Elle le dévisage. Lui, et ses yeux, mais surtout ses yeux, si pâles qu’ils lui donnent l’aspect, dans cette obscurité, d’un quelconque oiseau de proie ayant beaucoup trop regardé l’azur d’un hâve ciel d’hiver. Ils la percent, mais elle s’oblige à les soutenir des siens, plus foncés, il est vrai, mais pas moins glacés. Ah, oui… Jézabelle le connaît, de vue, et c’est peut-être mieux ainsi. À Warwick Bay, les visages inconnus ne sont pas autant monnaie courante que les connus. C’est ce fou. Ce chien de Vail. La dévotion est, poussée à la limite de son possible, toujours aussi fascinante qu'effrayante.

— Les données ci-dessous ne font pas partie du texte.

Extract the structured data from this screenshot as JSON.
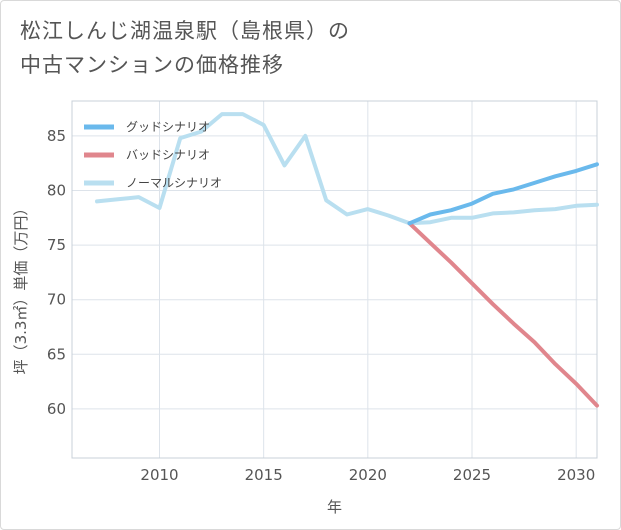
{
  "title": {
    "line1": "松江しんじ湖温泉駅（島根県）の",
    "line2": "中古マンションの価格推移"
  },
  "chart_data": {
    "type": "line",
    "xlabel": "年",
    "ylabel": "坪（3.3㎡）単価（万円）",
    "xlim": [
      2005.8,
      2031.0
    ],
    "ylim": [
      55.5,
      88.2
    ],
    "xticks": [
      2010,
      2015,
      2020,
      2025,
      2030
    ],
    "yticks": [
      60,
      65,
      70,
      75,
      80,
      85
    ],
    "grid": true,
    "legend_position": "top-left",
    "series": [
      {
        "name": "グッドシナリオ",
        "color": "#6ab9ec",
        "x": [
          2022,
          2023,
          2024,
          2025,
          2026,
          2027,
          2028,
          2029,
          2030,
          2031
        ],
        "y": [
          77.0,
          77.8,
          78.2,
          78.8,
          79.7,
          80.1,
          80.7,
          81.3,
          81.8,
          82.4
        ]
      },
      {
        "name": "バッドシナリオ",
        "color": "#e0868d",
        "x": [
          2022,
          2023,
          2024,
          2025,
          2026,
          2027,
          2028,
          2029,
          2030,
          2031
        ],
        "y": [
          77.0,
          75.2,
          73.4,
          71.5,
          69.6,
          67.8,
          66.1,
          64.1,
          62.3,
          60.3
        ]
      },
      {
        "name": "ノーマルシナリオ",
        "color": "#b9dff0",
        "x": [
          2007,
          2008,
          2009,
          2010,
          2011,
          2012,
          2013,
          2014,
          2015,
          2016,
          2017,
          2018,
          2019,
          2020,
          2021,
          2022,
          2023,
          2024,
          2025,
          2026,
          2027,
          2028,
          2029,
          2030,
          2031
        ],
        "y": [
          79.0,
          79.2,
          79.4,
          78.4,
          84.8,
          85.4,
          87.0,
          87.0,
          86.0,
          82.3,
          85.0,
          79.1,
          77.8,
          78.3,
          77.7,
          77.0,
          77.1,
          77.5,
          77.5,
          77.9,
          78.0,
          78.2,
          78.3,
          78.6,
          78.7
        ]
      }
    ]
  }
}
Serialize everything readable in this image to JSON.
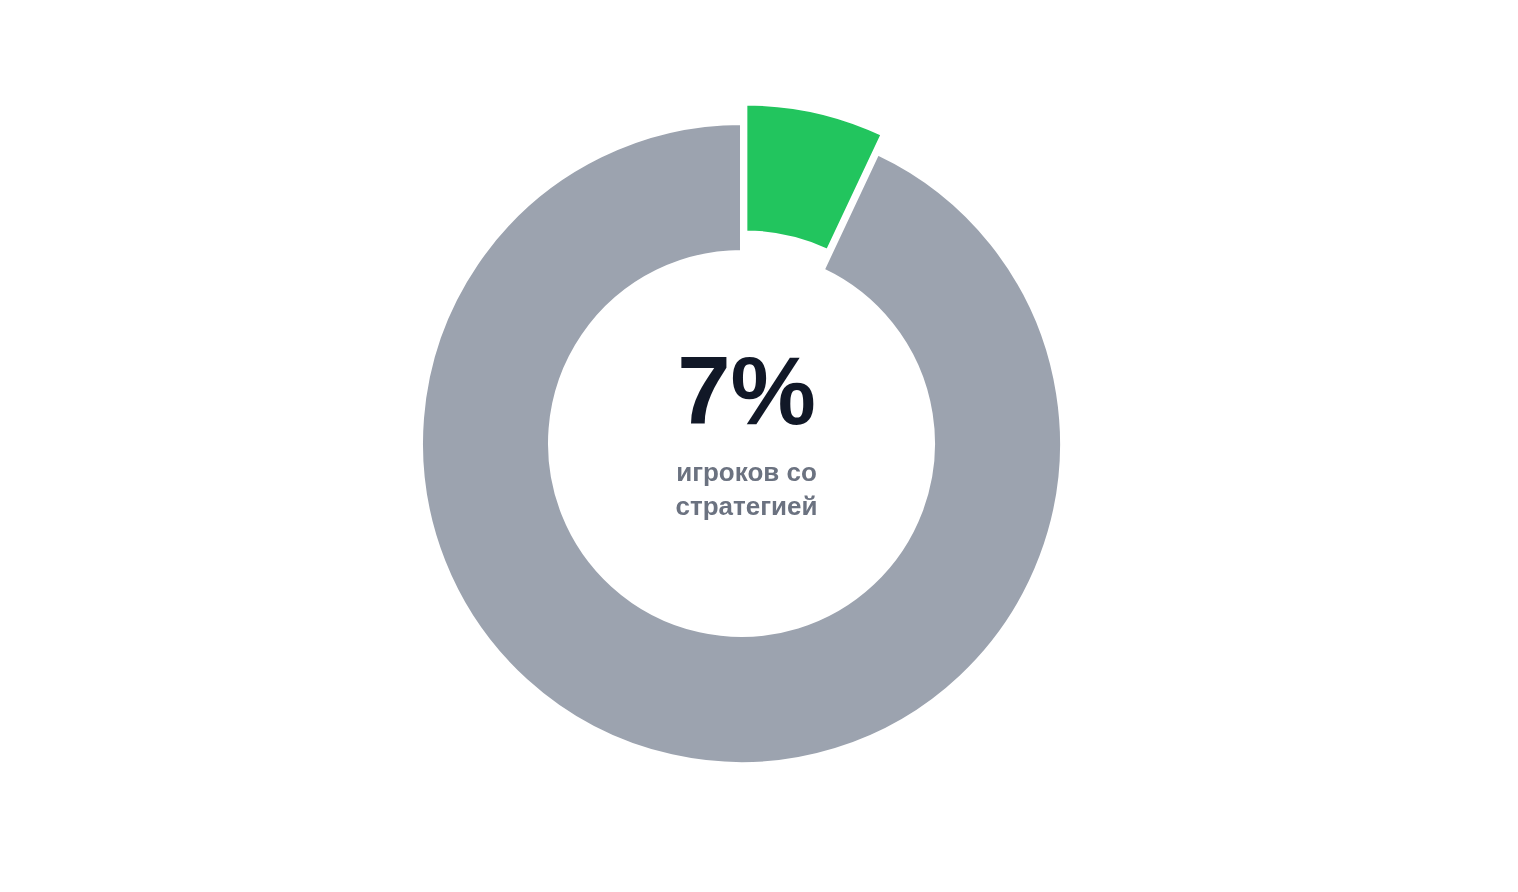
{
  "chart_data": {
    "type": "donut",
    "categories": [
      null,
      null
    ],
    "values": [
      7,
      93
    ],
    "colors": [
      "#22c55e",
      "#9ca3af"
    ],
    "annotations": [
      "7%",
      "игроков со стратегией"
    ]
  }
}
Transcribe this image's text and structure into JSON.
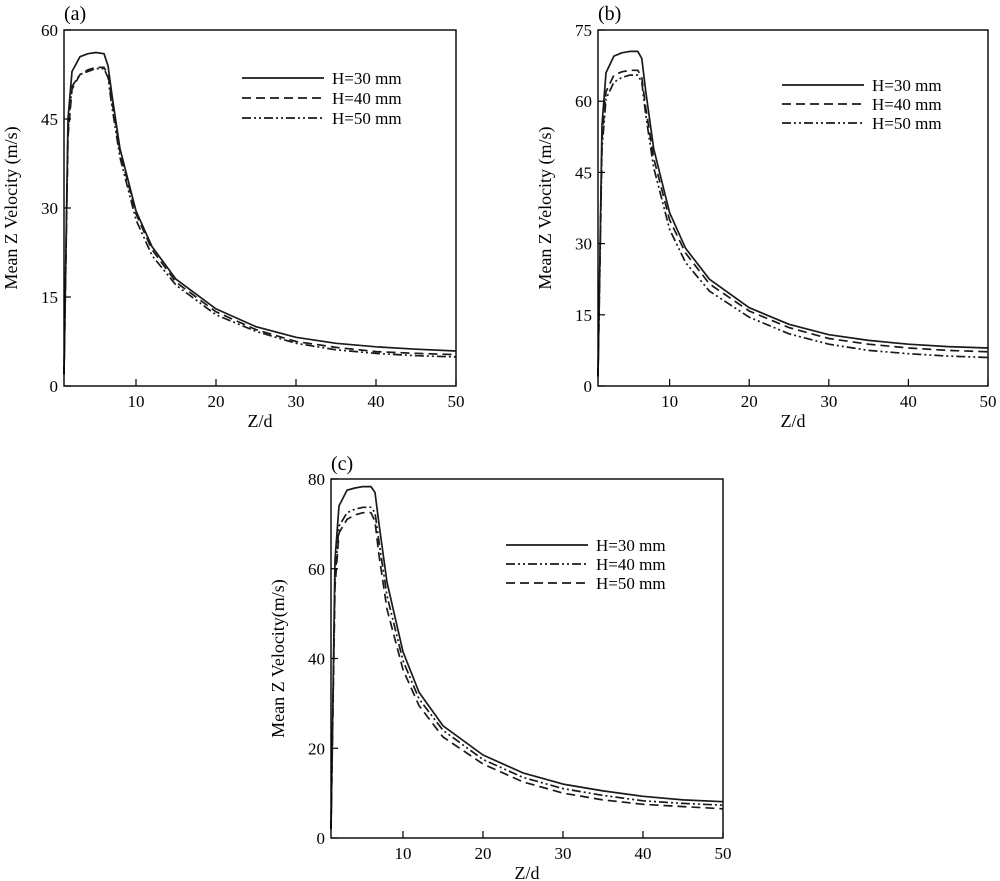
{
  "chart_data": [
    {
      "panel": "(a)",
      "type": "line",
      "xlabel": "Z/d",
      "ylabel": "Mean Z Velocity (m/s)",
      "xlim": [
        1,
        50
      ],
      "ylim": [
        0,
        60
      ],
      "xticks": [
        10,
        20,
        30,
        40,
        50
      ],
      "yticks": [
        0,
        15,
        30,
        45,
        60
      ],
      "grid": false,
      "legend": "top-right",
      "series": [
        {
          "name": "H=30 mm",
          "style": "solid",
          "x": [
            1,
            1.5,
            2,
            3,
            4,
            5,
            6,
            6.5,
            7,
            8,
            10,
            12,
            15,
            20,
            25,
            30,
            35,
            40,
            45,
            50
          ],
          "y": [
            2,
            45,
            53,
            55.5,
            56,
            56.2,
            56,
            54,
            49,
            40,
            29.5,
            23.5,
            18,
            13,
            10,
            8.2,
            7.2,
            6.6,
            6.2,
            5.9
          ]
        },
        {
          "name": "H=40 mm",
          "style": "dashed",
          "x": [
            1,
            1.5,
            2,
            3,
            4,
            5,
            6,
            6.5,
            7,
            8,
            10,
            12,
            15,
            20,
            25,
            30,
            35,
            40,
            45,
            50
          ],
          "y": [
            2,
            42,
            50,
            52.5,
            53.3,
            53.7,
            53.7,
            52.5,
            48,
            39.5,
            29,
            23,
            17.5,
            12.5,
            9.5,
            7.5,
            6.5,
            5.8,
            5.5,
            5.3
          ]
        },
        {
          "name": "H=50 mm",
          "style": "dashdotdot",
          "x": [
            1,
            1.5,
            2,
            3,
            4,
            5,
            6,
            6.5,
            7,
            8,
            10,
            12,
            15,
            20,
            25,
            30,
            35,
            40,
            45,
            50
          ],
          "y": [
            2,
            43,
            50.5,
            52.5,
            53,
            53.5,
            53.5,
            52,
            47,
            38.5,
            28,
            22,
            17,
            12,
            9.2,
            7.2,
            6.1,
            5.5,
            5.1,
            4.9
          ]
        }
      ]
    },
    {
      "panel": "(b)",
      "type": "line",
      "xlabel": "Z/d",
      "ylabel": "Mean Z Velocity (m/s)",
      "xlim": [
        1,
        50
      ],
      "ylim": [
        0,
        75
      ],
      "xticks": [
        10,
        20,
        30,
        40,
        50
      ],
      "yticks": [
        0,
        15,
        30,
        45,
        60,
        75
      ],
      "grid": false,
      "legend": "top-right",
      "series": [
        {
          "name": "H=30 mm",
          "style": "solid",
          "x": [
            1,
            1.5,
            2,
            3,
            4,
            5,
            6,
            6.5,
            7,
            8,
            10,
            12,
            15,
            20,
            25,
            30,
            35,
            40,
            45,
            50
          ],
          "y": [
            2,
            55,
            66,
            69.5,
            70.2,
            70.5,
            70.5,
            69,
            62,
            50,
            36.5,
            29,
            22.5,
            16.5,
            13,
            10.8,
            9.6,
            8.8,
            8.3,
            8
          ]
        },
        {
          "name": "H=40 mm",
          "style": "dashed",
          "x": [
            1,
            1.5,
            2,
            3,
            4,
            5,
            6,
            6.5,
            7,
            8,
            10,
            12,
            15,
            20,
            25,
            30,
            35,
            40,
            45,
            50
          ],
          "y": [
            2,
            52,
            62,
            65.5,
            66.2,
            66.5,
            66.5,
            65,
            58.5,
            48,
            35,
            28,
            21.5,
            15.8,
            12.3,
            10,
            8.8,
            8,
            7.5,
            7.2
          ]
        },
        {
          "name": "H=50 mm",
          "style": "dashdotdot",
          "x": [
            1,
            1.5,
            2,
            3,
            4,
            5,
            6,
            6.5,
            7,
            8,
            10,
            12,
            15,
            20,
            25,
            30,
            35,
            40,
            45,
            50
          ],
          "y": [
            2,
            50,
            60.5,
            64,
            65,
            65.5,
            65.5,
            64,
            57,
            46,
            33,
            26,
            20,
            14.5,
            11,
            8.8,
            7.5,
            6.8,
            6.3,
            6
          ]
        }
      ]
    },
    {
      "panel": "(c)",
      "type": "line",
      "xlabel": "Z/d",
      "ylabel": "Mean Z Velocity(m/s)",
      "xlim": [
        1,
        50
      ],
      "ylim": [
        0,
        80
      ],
      "xticks": [
        10,
        20,
        30,
        40,
        50
      ],
      "yticks": [
        0,
        20,
        40,
        60,
        80
      ],
      "grid": false,
      "legend": "top-right",
      "series": [
        {
          "name": "H=30 mm",
          "style": "solid",
          "x": [
            1,
            1.5,
            2,
            3,
            4,
            5,
            6,
            6.5,
            7,
            8,
            10,
            12,
            15,
            20,
            25,
            30,
            35,
            40,
            45,
            50
          ],
          "y": [
            2,
            62,
            74,
            77.5,
            78,
            78.3,
            78.3,
            77,
            70,
            57,
            41.5,
            32.5,
            25,
            18.5,
            14.5,
            12,
            10.5,
            9.3,
            8.5,
            8.1
          ]
        },
        {
          "name": "H=40 mm",
          "style": "dashdotdot",
          "x": [
            1,
            1.5,
            2,
            3,
            4,
            5,
            6,
            6.5,
            7,
            8,
            10,
            12,
            15,
            20,
            25,
            30,
            35,
            40,
            45,
            50
          ],
          "y": [
            2,
            58,
            69.5,
            72.5,
            73.3,
            73.7,
            73.7,
            72.5,
            66,
            54,
            39.5,
            31,
            24,
            17.5,
            13.5,
            11,
            9.5,
            8.3,
            7.7,
            7.3
          ]
        },
        {
          "name": "H=50 mm",
          "style": "dashed",
          "x": [
            1,
            1.5,
            2,
            3,
            4,
            5,
            6,
            6.5,
            7,
            8,
            10,
            12,
            15,
            20,
            25,
            30,
            35,
            40,
            45,
            50
          ],
          "y": [
            2,
            56,
            68,
            71,
            72,
            72.5,
            72.5,
            70.5,
            63,
            51,
            37.5,
            29.5,
            22.5,
            16.5,
            12.5,
            10,
            8.5,
            7.5,
            7,
            6.5
          ]
        }
      ]
    }
  ]
}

« Si votre plaisir est de spéculer sur le contenu d’une âme, alors je vous invite à sonder celles de ceux – et pas la mienne - qui ne trouvent même pas assez de piété pour prier Dieu, et qui, au contraire, s’acoquine avec le Diable. »
Il y a quelque chose, dans le timbre de la voix et dans l’ombre des traits du visage, de méfiant. De défensif. Mais il y a aussi, dans la posture – avec ces épaules étrangement basses malgré la tension -, de la défiance. De l’offensif. Et en dessous de tout cela, une pointe de panique troublée, comme celle que l’on retrouve dans l’enfance, à l’heure des grandes révélations. Mais Jézabelle n'est pas au bout d'elle-même. Peut-être son cou gracile, paré d'une veine battant la même mesure effréné que son coeur, pourrait-il lui donner un air de fragilité. Mais il n'y a de vulnérabilité chez elle que ce qu'on pourrait s'imaginer soi-même, un fantasme, une tromperie... et ce qu'on prendrait pour de la faiblesse serait alors une redoutable perfidie.